Sunday, April 16, 2017

Review:"Moonglow" by Michael Chabon

Wonderboys, Michael Chabon’s second novel, is still one of my favorite books and the quintessential campus novel, both funny and enlightening. It is so good in fact that I don’t think he has equaled it since, even as his career has skyrocketed to the top tier of notable American writers. Some of them have been good, such as The Amazing Adventures of Kavalier and Clay (his most famous novel) and The Yiddish Policemen’s Union and some of been slogs, like his debut novel The Mysteries of Pittsburgh and both of his short story collections. And while it still falls short, I’m happy that his most recent novel, last year’s Moonglow is his best since that second novel, and I don’t think it is much of a surprise that, like Wonderboys, it is startling personal with little bits of Chabon’s trademark whimsy peppered throughout. It recounts the maybe true maybe not tale of Chabon’s grandfather, opening dramatically with him assaulting his boss and throwing an intercom out of the window, hitting and wounded Czech delegate. The delegate’s reaction to the incident really describes in a nutshell how tragedy and slapstick intertwine in the life of his grandfather and really all of Chabon’s fiction. One cannot exist without the other: they play off each other, inform one another and somehow create a full life.
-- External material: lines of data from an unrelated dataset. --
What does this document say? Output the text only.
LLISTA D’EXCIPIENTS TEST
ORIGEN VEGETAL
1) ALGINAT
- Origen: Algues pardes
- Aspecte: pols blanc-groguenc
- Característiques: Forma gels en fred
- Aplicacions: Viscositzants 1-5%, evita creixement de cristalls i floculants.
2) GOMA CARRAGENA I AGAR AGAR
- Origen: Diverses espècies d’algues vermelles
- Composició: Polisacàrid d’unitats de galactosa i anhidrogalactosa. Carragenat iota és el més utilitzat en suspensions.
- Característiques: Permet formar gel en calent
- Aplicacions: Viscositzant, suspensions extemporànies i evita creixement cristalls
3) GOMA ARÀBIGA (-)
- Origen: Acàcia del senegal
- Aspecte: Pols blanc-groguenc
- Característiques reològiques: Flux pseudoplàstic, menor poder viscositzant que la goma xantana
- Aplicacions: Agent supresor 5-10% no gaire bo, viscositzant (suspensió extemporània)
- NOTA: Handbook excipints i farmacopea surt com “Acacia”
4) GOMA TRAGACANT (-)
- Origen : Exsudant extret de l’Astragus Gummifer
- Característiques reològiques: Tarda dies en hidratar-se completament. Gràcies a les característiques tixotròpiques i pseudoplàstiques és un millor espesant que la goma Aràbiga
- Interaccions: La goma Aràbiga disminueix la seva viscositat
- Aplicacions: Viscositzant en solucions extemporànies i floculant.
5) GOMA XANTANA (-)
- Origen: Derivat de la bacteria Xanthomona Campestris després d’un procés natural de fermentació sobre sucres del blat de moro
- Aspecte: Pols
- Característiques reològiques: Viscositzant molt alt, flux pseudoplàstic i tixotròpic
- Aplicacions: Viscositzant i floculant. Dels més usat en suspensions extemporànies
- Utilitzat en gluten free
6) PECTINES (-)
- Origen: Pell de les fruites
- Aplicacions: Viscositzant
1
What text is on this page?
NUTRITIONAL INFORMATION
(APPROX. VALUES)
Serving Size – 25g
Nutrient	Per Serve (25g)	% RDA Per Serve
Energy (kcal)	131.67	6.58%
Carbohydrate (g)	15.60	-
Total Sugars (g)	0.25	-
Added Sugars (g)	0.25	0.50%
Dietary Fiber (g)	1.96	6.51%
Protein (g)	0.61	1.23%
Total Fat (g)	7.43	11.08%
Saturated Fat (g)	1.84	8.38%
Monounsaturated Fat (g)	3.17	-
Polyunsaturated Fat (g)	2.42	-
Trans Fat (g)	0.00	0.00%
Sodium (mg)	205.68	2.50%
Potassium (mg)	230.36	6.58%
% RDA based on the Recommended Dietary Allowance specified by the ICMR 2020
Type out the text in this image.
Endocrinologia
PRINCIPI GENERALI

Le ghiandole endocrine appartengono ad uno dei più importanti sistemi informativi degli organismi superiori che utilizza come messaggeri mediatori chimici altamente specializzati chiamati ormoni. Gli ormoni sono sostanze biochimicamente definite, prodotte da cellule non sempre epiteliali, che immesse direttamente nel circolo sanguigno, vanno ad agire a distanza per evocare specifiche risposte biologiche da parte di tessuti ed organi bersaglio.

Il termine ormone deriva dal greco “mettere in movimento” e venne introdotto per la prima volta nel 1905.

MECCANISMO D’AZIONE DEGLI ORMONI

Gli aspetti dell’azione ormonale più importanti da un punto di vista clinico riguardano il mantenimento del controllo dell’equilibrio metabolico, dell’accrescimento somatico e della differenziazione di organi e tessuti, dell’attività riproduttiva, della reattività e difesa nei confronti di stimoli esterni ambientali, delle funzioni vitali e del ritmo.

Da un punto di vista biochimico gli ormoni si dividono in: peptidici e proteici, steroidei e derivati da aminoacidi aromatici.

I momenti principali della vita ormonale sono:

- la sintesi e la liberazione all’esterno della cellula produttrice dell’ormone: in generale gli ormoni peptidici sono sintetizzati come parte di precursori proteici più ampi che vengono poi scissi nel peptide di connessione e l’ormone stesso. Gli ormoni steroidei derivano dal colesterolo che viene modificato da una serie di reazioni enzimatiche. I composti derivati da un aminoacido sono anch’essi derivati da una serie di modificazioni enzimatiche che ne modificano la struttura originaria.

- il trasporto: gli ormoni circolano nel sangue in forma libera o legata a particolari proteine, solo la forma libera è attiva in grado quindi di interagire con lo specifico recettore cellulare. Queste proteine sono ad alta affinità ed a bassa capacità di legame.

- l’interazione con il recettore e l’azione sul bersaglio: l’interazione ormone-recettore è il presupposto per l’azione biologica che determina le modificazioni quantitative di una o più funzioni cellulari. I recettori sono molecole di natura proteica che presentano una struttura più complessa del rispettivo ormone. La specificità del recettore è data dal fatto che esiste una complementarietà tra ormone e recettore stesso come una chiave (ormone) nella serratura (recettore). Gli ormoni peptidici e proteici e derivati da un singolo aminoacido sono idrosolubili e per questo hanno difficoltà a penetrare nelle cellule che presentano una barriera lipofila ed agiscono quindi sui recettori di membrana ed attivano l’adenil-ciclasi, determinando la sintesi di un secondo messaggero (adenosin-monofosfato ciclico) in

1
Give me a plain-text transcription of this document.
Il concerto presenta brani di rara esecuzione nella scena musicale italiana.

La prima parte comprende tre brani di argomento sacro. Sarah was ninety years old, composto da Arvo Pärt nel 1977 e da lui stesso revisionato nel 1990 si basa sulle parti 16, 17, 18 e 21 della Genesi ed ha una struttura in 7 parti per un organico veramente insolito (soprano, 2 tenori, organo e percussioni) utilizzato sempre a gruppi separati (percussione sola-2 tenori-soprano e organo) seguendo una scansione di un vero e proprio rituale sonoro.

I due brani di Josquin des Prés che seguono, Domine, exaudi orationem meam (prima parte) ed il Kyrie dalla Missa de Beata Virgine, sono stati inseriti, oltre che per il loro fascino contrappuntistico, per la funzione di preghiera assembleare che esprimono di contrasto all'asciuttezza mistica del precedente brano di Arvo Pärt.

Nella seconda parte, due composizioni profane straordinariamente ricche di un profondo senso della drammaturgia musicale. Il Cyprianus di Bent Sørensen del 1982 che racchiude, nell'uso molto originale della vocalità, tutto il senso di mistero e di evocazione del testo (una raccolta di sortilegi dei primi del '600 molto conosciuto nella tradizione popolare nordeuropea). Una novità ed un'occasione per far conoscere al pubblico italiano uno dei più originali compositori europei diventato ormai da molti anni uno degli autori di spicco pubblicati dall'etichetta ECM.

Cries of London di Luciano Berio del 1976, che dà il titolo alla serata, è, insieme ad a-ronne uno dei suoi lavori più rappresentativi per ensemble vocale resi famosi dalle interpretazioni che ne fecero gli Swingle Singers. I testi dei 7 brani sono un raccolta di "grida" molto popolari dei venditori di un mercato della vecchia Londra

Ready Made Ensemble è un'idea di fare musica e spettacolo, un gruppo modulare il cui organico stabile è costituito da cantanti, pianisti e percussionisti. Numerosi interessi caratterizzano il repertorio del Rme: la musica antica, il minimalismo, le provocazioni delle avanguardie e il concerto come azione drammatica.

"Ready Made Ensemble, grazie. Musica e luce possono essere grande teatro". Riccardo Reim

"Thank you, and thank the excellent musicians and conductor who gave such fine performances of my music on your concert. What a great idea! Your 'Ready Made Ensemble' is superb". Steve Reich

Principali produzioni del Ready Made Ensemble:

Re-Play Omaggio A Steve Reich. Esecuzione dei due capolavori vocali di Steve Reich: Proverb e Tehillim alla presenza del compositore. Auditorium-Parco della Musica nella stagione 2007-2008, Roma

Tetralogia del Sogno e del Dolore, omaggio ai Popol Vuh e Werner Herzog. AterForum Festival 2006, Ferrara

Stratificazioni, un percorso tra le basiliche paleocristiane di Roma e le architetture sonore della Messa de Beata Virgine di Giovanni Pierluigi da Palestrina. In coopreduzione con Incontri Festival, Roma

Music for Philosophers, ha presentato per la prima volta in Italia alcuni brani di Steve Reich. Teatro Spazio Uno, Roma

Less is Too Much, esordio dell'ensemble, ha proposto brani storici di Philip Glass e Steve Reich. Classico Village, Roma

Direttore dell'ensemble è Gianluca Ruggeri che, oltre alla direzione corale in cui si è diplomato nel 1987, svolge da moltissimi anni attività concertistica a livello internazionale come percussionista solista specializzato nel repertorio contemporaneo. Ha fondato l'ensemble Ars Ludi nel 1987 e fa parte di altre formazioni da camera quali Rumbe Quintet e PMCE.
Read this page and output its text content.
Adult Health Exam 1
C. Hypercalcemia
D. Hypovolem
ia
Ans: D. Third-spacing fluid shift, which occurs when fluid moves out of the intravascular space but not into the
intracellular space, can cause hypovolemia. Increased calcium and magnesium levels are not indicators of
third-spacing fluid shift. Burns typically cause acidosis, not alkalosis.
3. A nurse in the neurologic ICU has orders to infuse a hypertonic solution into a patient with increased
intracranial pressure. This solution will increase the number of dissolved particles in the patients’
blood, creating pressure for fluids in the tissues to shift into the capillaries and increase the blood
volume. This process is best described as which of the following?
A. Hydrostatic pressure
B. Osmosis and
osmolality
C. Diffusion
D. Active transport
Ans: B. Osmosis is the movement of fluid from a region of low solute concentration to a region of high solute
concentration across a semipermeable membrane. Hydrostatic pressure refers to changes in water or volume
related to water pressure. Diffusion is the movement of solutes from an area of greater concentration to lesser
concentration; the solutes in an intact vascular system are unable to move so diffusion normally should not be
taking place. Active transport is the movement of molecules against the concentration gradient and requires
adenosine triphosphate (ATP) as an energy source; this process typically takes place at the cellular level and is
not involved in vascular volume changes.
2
The tragedies of his grandfather’s life, such as the guilt and anger he feels over his time in WWII, where he failed to apprehend someone he believed to be a war criminal, his perceived failings as a parent and a husband to damaged woman, all have a certain humorous poetry about them, and the character’s will to endure makes these happenings anything but grim. I’m keeping a lot of the plot details a secret, since that is some of the joy of the novel: entering this world fresh, with the steady, skilled hands of a gentle master to guide you.